Les polémiques sont ainsi allées bon train pendant plusieurs années jusqu'en 2023 où Fally Ipupa, musicien congolais de Kinshasa, est entré dans une phase de sa carrière où il a ressenti le besoin de faire les plus grandes scènes d'un point de vue numérique, à savoir les stades, en local et en international.
Dans son élan, ses fans, les Warriors, ont délibérément défié tout musicien de faire autant que lui, si ce n'est mieux. Ce qui a piqué les egos de ses pairs, à Kinshasa, mais aussi à Brazzaville.
De ce challenge, sont nés les plus beaux et les plus grands concerts dans les deux villes, la consigne tacite étant de remplir un stade. Ferre Gola a ainsi produit le plus grand spectacle de l'histoire de la République démocratique du Congo, drainant un public de 120 000 personnes, selon les sources officielles de la ville de Kinshasa et une mobilisation digitale de 22 000 streams.
Le ton était donné, l'écho lancé. Si certains sont discrets, cela ne signifie pas qu'ils sont moins talentueux ou bénéficient de moins de soutien.
Roga-Roga Missile n'est pas resté en marge, remplissant le stade Alphonse-Massamba-Débat de Brazzaville en trois semaines d'organisation, rien que ça. Sursaut patriotique.
Si les musiciens ont donné le ton, cet élan a été consolidé par les événements d'envergure internationale qu'ont accueilli les villes de Brazzaville et de Kinshasa en 2023.
Kin la belle s'est refait une beauté pour accueillir les IXes jeux de la Francophonie pendant lesquels Maître Gims, Ferre Gola et Fally Ipupa ont fait des passages très remarqués.
À Brazzaville, c'est le Fespam qui a fait parler. Il revenait après huit ans d'absence et a rendu le public nostalgique de ces temps où Brazza brûlait en effervescence à l'idée d'accueillir Princess Lover, Youssou N'Dour, Oumou Sangaré ou le groupe Kassav. Cette fois-ci, nouvelles générations, nouvelles moeurs, la part belle a été faite à Sidiki Diabaté et au Roi 24, devenu pour le coup très demandé.

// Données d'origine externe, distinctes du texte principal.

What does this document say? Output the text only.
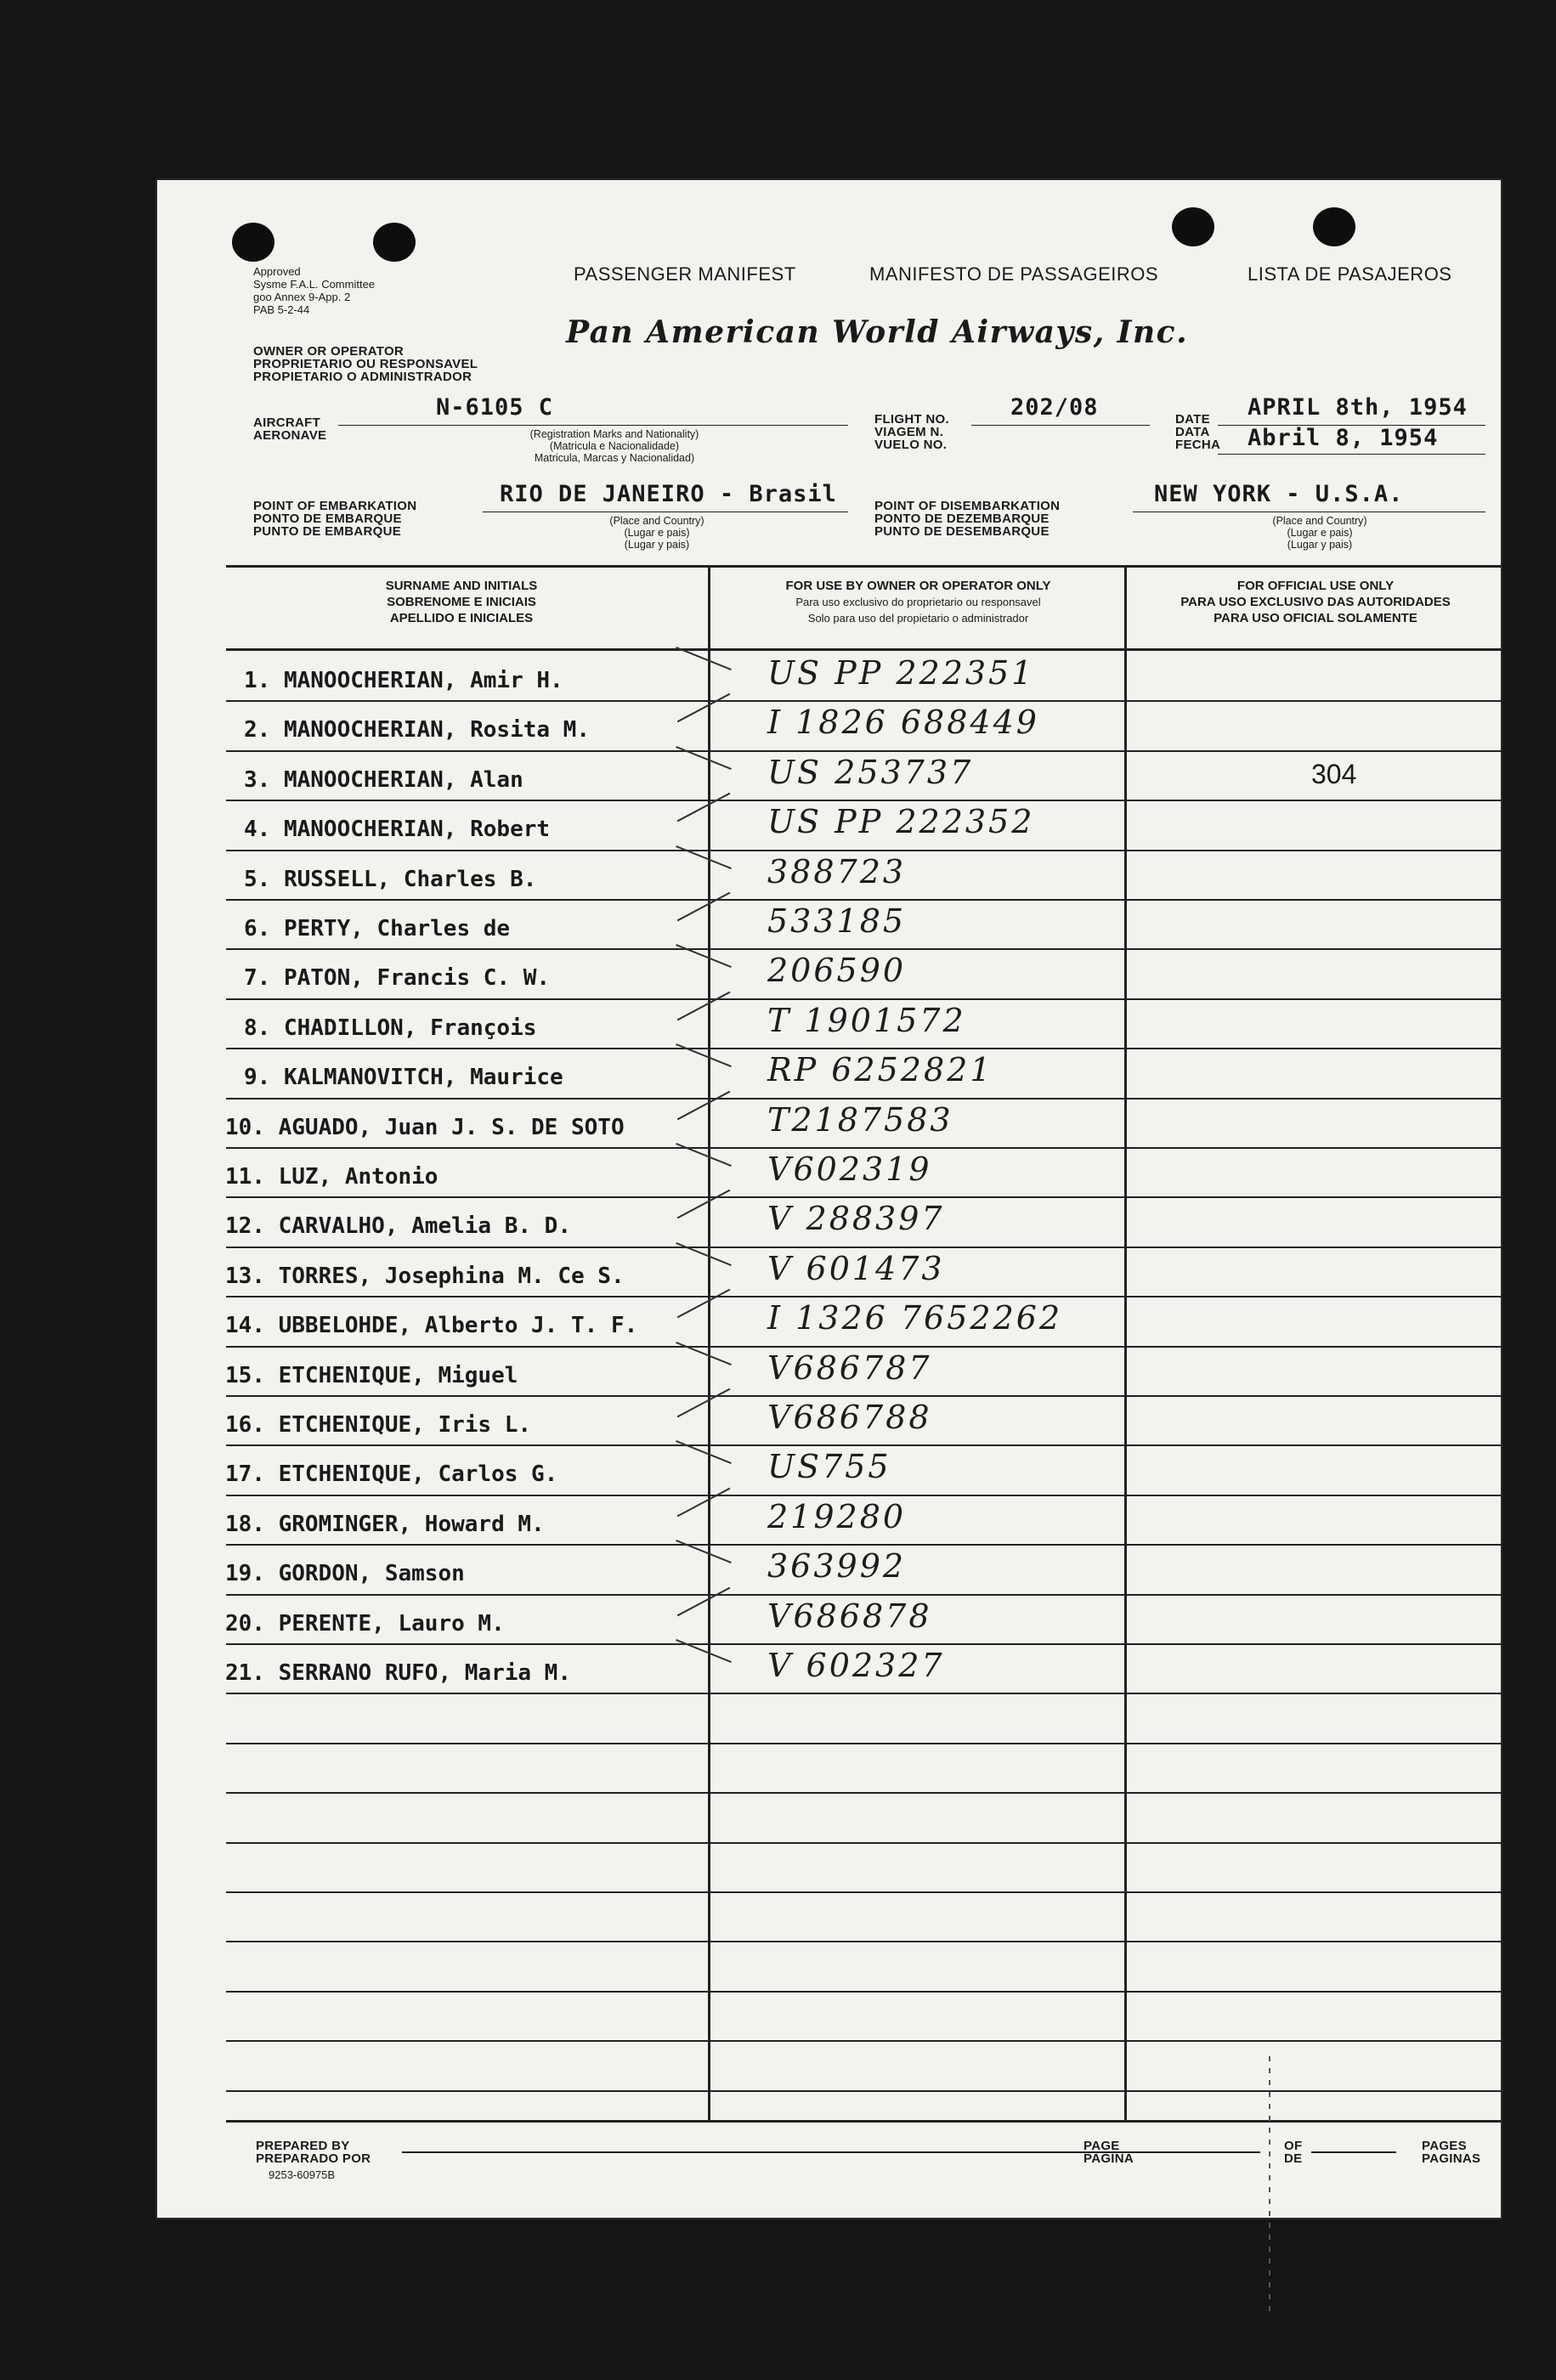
Approved
Sysme F.A.L. Committee
goo Annex 9-App. 2
PAB 5-2-44
OWNER OR OPERATOR
PROPRIETARIO OU RESPONSAVEL
PROPIETARIO O ADMINISTRADOR
PASSENGER MANIFEST	MANIFESTO DE PASSAGEIROS	LISTA DE PASAJEROS
Pan American World Airways, Inc.
AIRCRAFT
AERONAVE
N-6105 C
(Registration Marks and Nationality)
(Matricula e Nacionalidade)
Matricula, Marcas y Nacionalidad)
FLIGHT NO.
VIAGEM N.
VUELO NO.
202/08	DATE
DATA
FECHA
APRIL 8th, 1954
Abril 8, 1954
POINT OF EMBARKATION
PONTO DE EMBARQUE
PUNTO DE EMBARQUE
RIO DE JANEIRO - Brasil
(Place and Country)
(Lugar e pais)
(Lugar y pais)
POINT OF DISEMBARKATION
PONTO DE DEZEMBARQUE
PUNTO DE DESEMBARQUE
NEW YORK - U.S.A.
(Place and Country)
(Lugar e pais)
(Lugar y pais)
SURNAME AND INITIALS
SOBRENOME E INICIAIS
APELLIDO E INICIALES
FOR USE BY OWNER OR OPERATOR ONLY
Para uso exclusivo do proprietario ou responsavel
Solo para uso del propietario o administrador
FOR OFFICIAL USE ONLY
PARA USO EXCLUSIVO DAS AUTORIDADES
PARA USO OFICIAL SOLAMENTE
1. MANOOCHERIAN, Amir H.	US PP 222351
2. MANOOCHERIAN, Rosita M.	I 1826 688449
3. MANOOCHERIAN, Alan	US 253737	304
4. MANOOCHERIAN, Robert	US PP 222352
5. RUSSELL, Charles B.	388723
6. PERTY, Charles de	533185
7. PATON, Francis C. W.	206590
8. CHADILLON, François	T 1901572
9. KALMANOVITCH, Maurice	RP 6252821
10. AGUADO, Juan J. S. DE SOTO	T2187583
11. LUZ, Antonio	V602319
12. CARVALHO, Amelia B. D.	V 288397
13. TORRES, Josephina M. Ce S.	V 601473
14. UBBELOHDE, Alberto J. T. F.	I 1326 7652262
15. ETCHENIQUE, Miguel	V686787
16. ETCHENIQUE, Iris L.	V686788
17. ETCHENIQUE, Carlos G.	US755
18. GROMINGER, Howard M.	219280
19. GORDON, Samson	363992
20. PERENTE, Lauro M.	V686878
21. SERRANO RUFO, Maria M.	V 602327
PREPARED BY
PREPARADO POR
9253-60975B
PAGE
PAGINA
OF
DE
PAGES
PAGINAS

La planète avait les yeux tournés sur Brazzaville lorsqu'il s'est agi de questions très sérieuses telles que l'avenir de la planète. La capitale du Congo a accueilli le sommet des trois bassins forestiers, une machine d'organisation telle qu'on en parle encore et on en reparlera encore longtemps.
Le très réputé média français Radio France internationale n'a pas manqué de suivre tous ces évènements de près et a, dans sa politique culturelle, mis en place divers prix pour encourager, récompenser et honorer le talent africain. Cette année a ainsi vu deux récompenses revenir au Congo-Brazzaville dans le domaine de la musique avec la rappeuse Jessy-B et dans l'humour avec Stéphanie Bluetooth.
L'Union européenne qui célébrait ses 60 ans de partenariat avec l'Afrique a mis en avant le parcours d'impacteurs en herbe qui a permis au public congolais de découvrir ou de redécouvrir le parcours des jeunes artistes et activistes comme Fann Attiki Mampouya, Sylvie Diclo-Pomos, Mariusca Moukengue, Luce Bénédicte, Princilia Pérès, Rita Fabienne Lokanga qui, à leur échelle avec les moyens à leur disposition, façonnent l'avenir du Congo, l'avenir du monde.